RoyJames commented 1 year ago

Your observation is correct - a random noise is used to generate phase. This is far from being ideal indeed. The real underlying issue is we don't have a good way to reconstruct the phase, so we used a simple (lazy) random solution that you see here. My personal opinion is that phase is intractable in geometric acoustics due to the highly simplified boundary conditions (i.e., only describing surfaces using real-valued reflection coefficients). It's less of a problem for wave acoustic methods, but the phase will still be inaccurate since acoustic materials are difficult to get measured accurately in the first place.

Thanks for replying.

I'm still confused about the concept of phase here. As I understand, the phase of a real-valued IR can be equivalent to the time delay in the x-axis.

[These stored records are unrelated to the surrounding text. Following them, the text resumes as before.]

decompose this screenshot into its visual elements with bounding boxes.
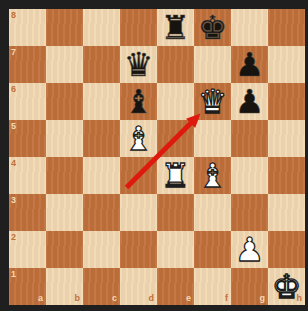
square-b2[interactable] [46,231,83,268]
square-b3[interactable] [46,194,83,231]
rank-label-3: 3 [11,196,16,205]
rank-label-8: 8 [11,11,16,20]
white-rook[interactable]: ♜ [157,157,194,194]
file-label-e: e [186,294,191,303]
square-e6[interactable] [157,83,194,120]
square-f5[interactable] [194,120,231,157]
square-e2[interactable] [157,231,194,268]
black-queen[interactable]: ♛ [120,46,157,83]
square-a8[interactable]: 8 [9,9,46,46]
square-d5[interactable]: ♝ [120,120,157,157]
square-d7[interactable]: ♛ [120,46,157,83]
file-label-f: f [225,294,228,303]
square-c3[interactable] [83,194,120,231]
square-h6[interactable] [268,83,305,120]
square-d3[interactable] [120,194,157,231]
square-f6[interactable]: ♛ [194,83,231,120]
square-f3[interactable] [194,194,231,231]
square-e1[interactable]: e [157,268,194,305]
square-h7[interactable] [268,46,305,83]
square-c2[interactable] [83,231,120,268]
black-pawn[interactable]: ♟ [231,46,268,83]
chess-board: 8♜♚7♛♟6♝♛♟5♝4♜♝32♟1abcdefgh♚ [9,9,305,305]
square-a6[interactable]: 6 [9,83,46,120]
file-label-g: g [260,294,266,303]
square-c5[interactable] [83,120,120,157]
square-g4[interactable] [231,157,268,194]
square-a3[interactable]: 3 [9,194,46,231]
square-a1[interactable]: 1a [9,268,46,305]
square-a4[interactable]: 4 [9,157,46,194]
square-g3[interactable] [231,194,268,231]
square-d6[interactable]: ♝ [120,83,157,120]
square-d1[interactable]: d [120,268,157,305]
square-h8[interactable] [268,9,305,46]
rank-label-6: 6 [11,85,16,94]
rank-label-1: 1 [11,270,16,279]
white-pawn[interactable]: ♟ [231,231,268,268]
square-a7[interactable]: 7 [9,46,46,83]
white-queen[interactable]: ♛ [194,83,231,120]
square-e5[interactable] [157,120,194,157]
square-h4[interactable] [268,157,305,194]
square-f1[interactable]: f [194,268,231,305]
white-king[interactable]: ♚ [268,268,305,305]
square-b5[interactable] [46,120,83,157]
square-f4[interactable]: ♝ [194,157,231,194]
square-d4[interactable] [120,157,157,194]
square-c6[interactable] [83,83,120,120]
square-g7[interactable]: ♟ [231,46,268,83]
square-f7[interactable] [194,46,231,83]
file-label-d: d [149,294,155,303]
square-c4[interactable] [83,157,120,194]
rank-label-2: 2 [11,233,16,242]
black-rook[interactable]: ♜ [157,9,194,46]
black-pawn[interactable]: ♟ [231,83,268,120]
square-g8[interactable] [231,9,268,46]
square-b8[interactable] [46,9,83,46]
square-a5[interactable]: 5 [9,120,46,157]
square-c1[interactable]: c [83,268,120,305]
white-bishop[interactable]: ♝ [194,157,231,194]
black-bishop[interactable]: ♝ [120,83,157,120]
square-a2[interactable]: 2 [9,231,46,268]
file-label-a: a [38,294,43,303]
square-h5[interactable] [268,120,305,157]
square-h3[interactable] [268,194,305,231]
square-c8[interactable] [83,9,120,46]
square-g1[interactable]: g [231,268,268,305]
chessboard-panel: 8♜♚7♛♟6♝♛♟5♝4♜♝32♟1abcdefgh♚ [0,0,308,311]
square-f8[interactable]: ♚ [194,9,231,46]
black-king[interactable]: ♚ [194,9,231,46]
square-c7[interactable] [83,46,120,83]
square-g5[interactable] [231,120,268,157]
square-e3[interactable] [157,194,194,231]
white-bishop[interactable]: ♝ [120,120,157,157]
square-g6[interactable]: ♟ [231,83,268,120]
square-g2[interactable]: ♟ [231,231,268,268]
square-e7[interactable] [157,46,194,83]
rank-label-7: 7 [11,48,16,57]
square-b4[interactable] [46,157,83,194]
square-h1[interactable]: h♚ [268,268,305,305]
square-b7[interactable] [46,46,83,83]
square-b1[interactable]: b [46,268,83,305]
file-label-c: c [112,294,117,303]
square-h2[interactable] [268,231,305,268]
square-f2[interactable] [194,231,231,268]
rank-label-4: 4 [11,159,16,168]
square-d8[interactable] [120,9,157,46]
rank-label-5: 5 [11,122,16,131]
square-b6[interactable] [46,83,83,120]
file-label-b: b [75,294,81,303]
square-d2[interactable] [120,231,157,268]
square-e8[interactable]: ♜ [157,9,194,46]
square-e4[interactable]: ♜ [157,157,194,194]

According to what I observed, the delay of the peaks in the simulated IR is already accurate enough without the phase reconstruction introduced by noise.

Does the phase here refer to the sign of the amplitude (positive or negative)? I found that the samples in the original IR without phase reconstruction are all positive-valued, which can not be used for convolution directly.

It is not simply the sign, and it is not meant to model the time delay either. What you have in the 1st figure (irC) is the energy response. If we try to use reverse STFT to reconstruct a time-domain signal, we need both the magnitude and phase spectrum, and here we only have the energy response (all positive, of course) as the magnitude part. For mono-channel audios, the phase barely matters to human ears. I can suggest a reading https://pubs.aip.org/asa/jasa/article/138/2/708/917382/Overview-of-geometrical-room-acoustic-modeling (see Section III.A "Performing the conversion in reverse is not trivial because...") which explains why this reconstruction isn't straightforward.

ndwuhuangwei commented 1 year ago

Your observation is correct - a random noise is used to generate phase. This is far from being ideal indeed. The real underlying issue is we don't have a good way to reconstruct the phase, so we used a simple (lazy) random solution that you see here. My personal opinion is that phase is intractable in geometric acoustics due to the highly simplified boundary conditions (i.e., only describing surfaces using real-valued reflection coefficients). It's less of a problem for wave acoustic methods, but the phase will still be inaccurate since acoustic materials are difficult to get measured accurately in the first place.

Thanks for replying. I'm still confused about the concept of phase here. As I understand, the phase of a real-valued IR can be equivalent to the time delay in the x-axis. According to what I observed, the delay of the peaks in the simulated IR is already accurate enough without the phase reconstruction introduced by noise. Does the phase here refer to the sign of the amplitude (positive or negative)? I found that the samples in the original IR without phase reconstruction are all positive-valued, which can not be used for convolution directly.

It is not simply the sign, and it is not meant to model the time delay either. What you have in the 1st figure (irC) is the energy response. If we try to use reverse STFT to reconstruct a time-domain signal, we need both the magnitude and phase spectrum, and here we only have the energy response (all positive, of course) as the magnitude part. For mono-channel audios, the phase barely matters to human ears. I can suggest a reading https://pubs.aip.org/asa/jasa/article/138/2/708/917382/Overview-of-geometrical-room-acoustic-modeling (see Section III.A "Performing the conversion in reverse is not trivial because...") which explains why this reconstruction isn't straightforward.

Thank you so much for the reference material.

I would like to ask one more question about calculating energy response. In SoundPropagator::outputIRCache(), the energy of diffuse paths is normalized according to the number of diffuse rays. However, I can't find similar normalization for specular paths. It seems that gsound just sums the energy of all the specular rays. If so, the final energy response seems to be related to the number of specular rays sampled during ray tracing, which is unreasonable. Sorry for any misunderstanding due to my poor C++ knowledge.